Michael Johnson, CEO of the Boys and Girls Club of Dane County, has long wanted to celebrate college bound students the way scholarship athletes are treated, with a recognition ceremony complete with kids donning hats representing the colleges they're planning to attend.
That's what brought 121 Madison area high school seniors together Thursday evening at the Gordon Dining and Event Center on the University of Wisconsin-Madison campus. Over 400 parents, teachers, donors and educators joined the students and Nichelle Nichols, director of Family and Community Engagement for the Madison Metropolitan School District, hosted the event.
The students, all part of the Boys and Girls Club's AVID/TOPS program, were called to the stage one by one to receive their acceptance award and pose in hats representing several UW System campuses: Madison, Milwaukee, Stevens-Point and others.
AVID (Advancement Via Individual Determination) and TOPS (Teens of Promise) is an initiative of the Boys and Girls Club in partnership with the MMSD targeting students in the "academic middle" at all Madison high schools and several middle schools.

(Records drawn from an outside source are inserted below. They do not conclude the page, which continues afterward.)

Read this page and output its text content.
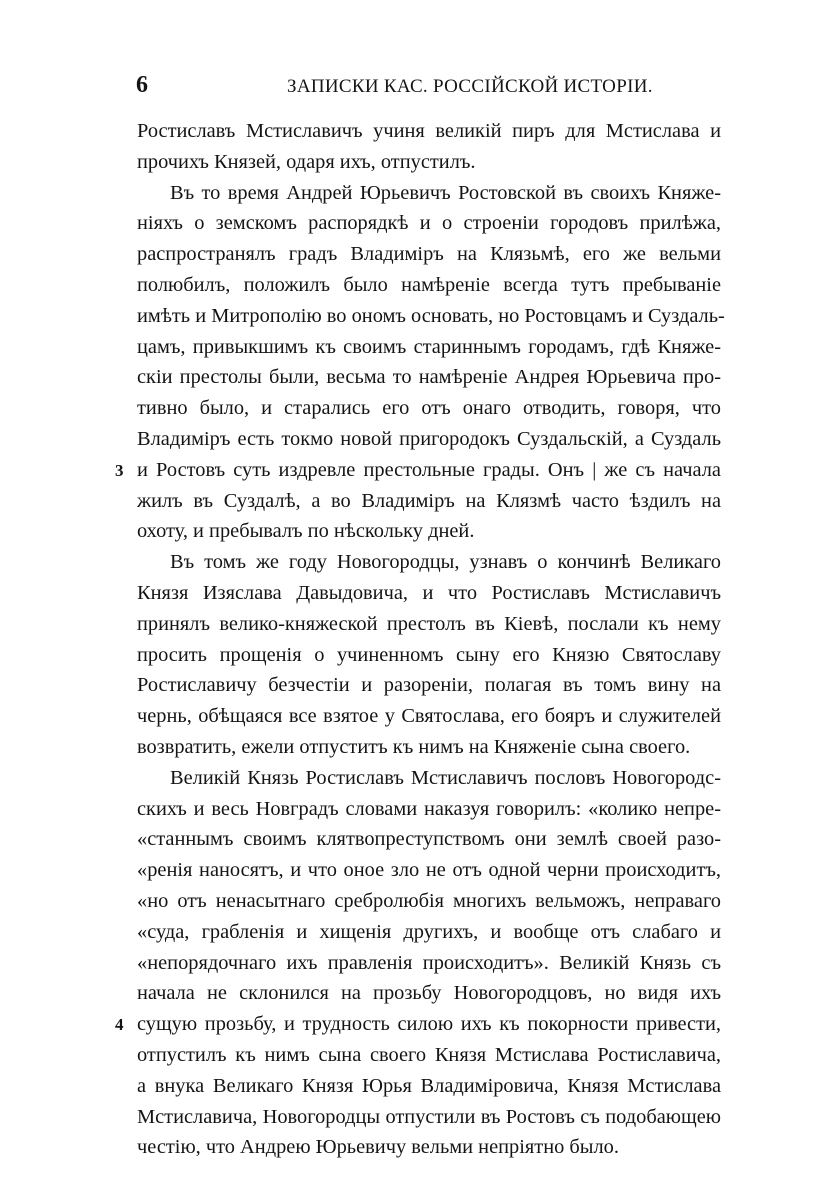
6	ЗАПИСКИ КАС. РОССІЙСКОЙ ИСТОРІИ.
Ростиславъ Мстиславичъ учиня великій пиръ для Мстислава и
прочихъ Князей, одаря ихъ, отпустилъ.
Въ то время Андрей Юрьевичъ Ростовской въ своихъ Княже-
ніяхъ о земскомъ распорядкѣ и о строеніи городовъ прилѣжа,
распространялъ градъ Владиміръ на Клязьмѣ, его же вельми
полюбилъ, положилъ было намѣреніе всегда тутъ пребываніе
имѣть и Митрополію во ономъ основать, но Ростовцамъ и Суздаль-
цамъ, привыкшимъ къ своимъ стариннымъ городамъ, гдѣ Княже-
скіи престолы были, весьма то намѣреніе Андрея Юрьевича про-
тивно было, и старались его отъ онаго отводить, говоря, что
Владиміръ есть токмо новой пригородокъ Суздальскій, а Суздаль
и Ростовъ суть издревле престольные грады. Онъ | же съ начала
жилъ въ Суздалѣ, а во Владиміръ на Клязмѣ часто ѣздилъ на
охоту, и пребывалъ по нѣскольку дней.
Въ томъ же году Новогородцы, узнавъ о кончинѣ Великаго
Князя Изяслава Давыдовича, и что Ростиславъ Мстиславичъ
принялъ велико-княжеской престолъ въ Кіевѣ, послали къ нему
просить прощенія о учиненномъ сыну его Князю Святославу
Ростиславичу безчестіи и разореніи, полагая въ томъ вину на
чернь, обѣщаяся все взятое у Святослава, его бояръ и служителей
возвратить, ежели отпуститъ къ нимъ на Княженіе сына своего.
Великій Князь Ростиславъ Мстиславичъ пословъ Новогородс-
скихъ и весь Новградъ словами наказуя говорилъ: «колико непре-
«станнымъ своимъ клятвопреступствомъ они землѣ своей разо-
«ренія наносятъ, и что оное зло не отъ одной черни происходитъ,
«но отъ ненасытнаго сребролюбія многихъ вельможъ, неправаго
«суда, грабленія и хищенія другихъ, и вообще отъ слабаго и
«непорядочнаго ихъ правленія происходитъ». Великій Князь съ
начала не склонился на прозьбу Новогородцовъ, но видя ихъ
сущую прозьбу, и трудность силою ихъ къ покорности привести,
отпустилъ къ нимъ сына своего Князя Мстислава Ростиславича,
а внука Великаго Князя Юрья Владиміровича, Князя Мстислава
Мстиславича, Новогородцы отпустили въ Ростовъ съ подобающею
честію, что Андрею Юрьевичу вельми непріятно было.
3
4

Once accepted, students focus on techniques that will prepare them for college and beyond such as organization, writing, reading and self-advocacy. The program also takes students on college campus tours and works to place them in paid summer internships.
Johnson said Thursday that donors have given $1.4 million in scholarships for the students.
“This celebration is about you,” he told the students. “The community is here to support you and we’ll support you throughout your journey. You will persist and succeed.”
The keynote speaker was Gloria Ladson-Billings, UW-Madison’s Kellner Family Chair in Urban Education. Her speech was delivered using several phrases millennial youth today use such as “turn up,” “stay woke,” and “take several seats.” She advised students to “turn up” for class by showing up on time and taking their studies seriously.
The evening featured a video presentation that highlighted the AVID students in their classrooms talking about their academic and career goals. Cynthia Maduka, a Madison East High School student, said she will attend UW-Milwaukee to pursue nursing. She has been in AVID since her freshman year and she said joining the club was the “best four years she’s ever had.”
“I cannot help but think about the role AVID played in my academic life. It taught me to challenge myself and I refuse to let statistics about people like me be the reason my questions go unanswered,” Maduka said. “I’m confident we’re all better due to the AVID program.”
Frank Ariola, a senior at Madison LaFollette, said AVID prepared him for college courses. He’s also been in the program since his freshman year but shared how he almost failed and felt like quitting. One of his teachers encouraged him to stay and doing so has been the best decision he said he’s made in high school. He will attend UW-Stevens Point in the fall to major in athletic training.
“AVID taught me not to give up because everyone has a purpose. When I started high school I started hanging out with a new crowd to fit in. My self-esteem was so low and and I wanted to drop out of AVID because I was almost failing," he said. “The program helped me so much and I enjoyed all the college visits we took. The one I liked the most was UW-Stevens Point and that’s where I decided I will go.”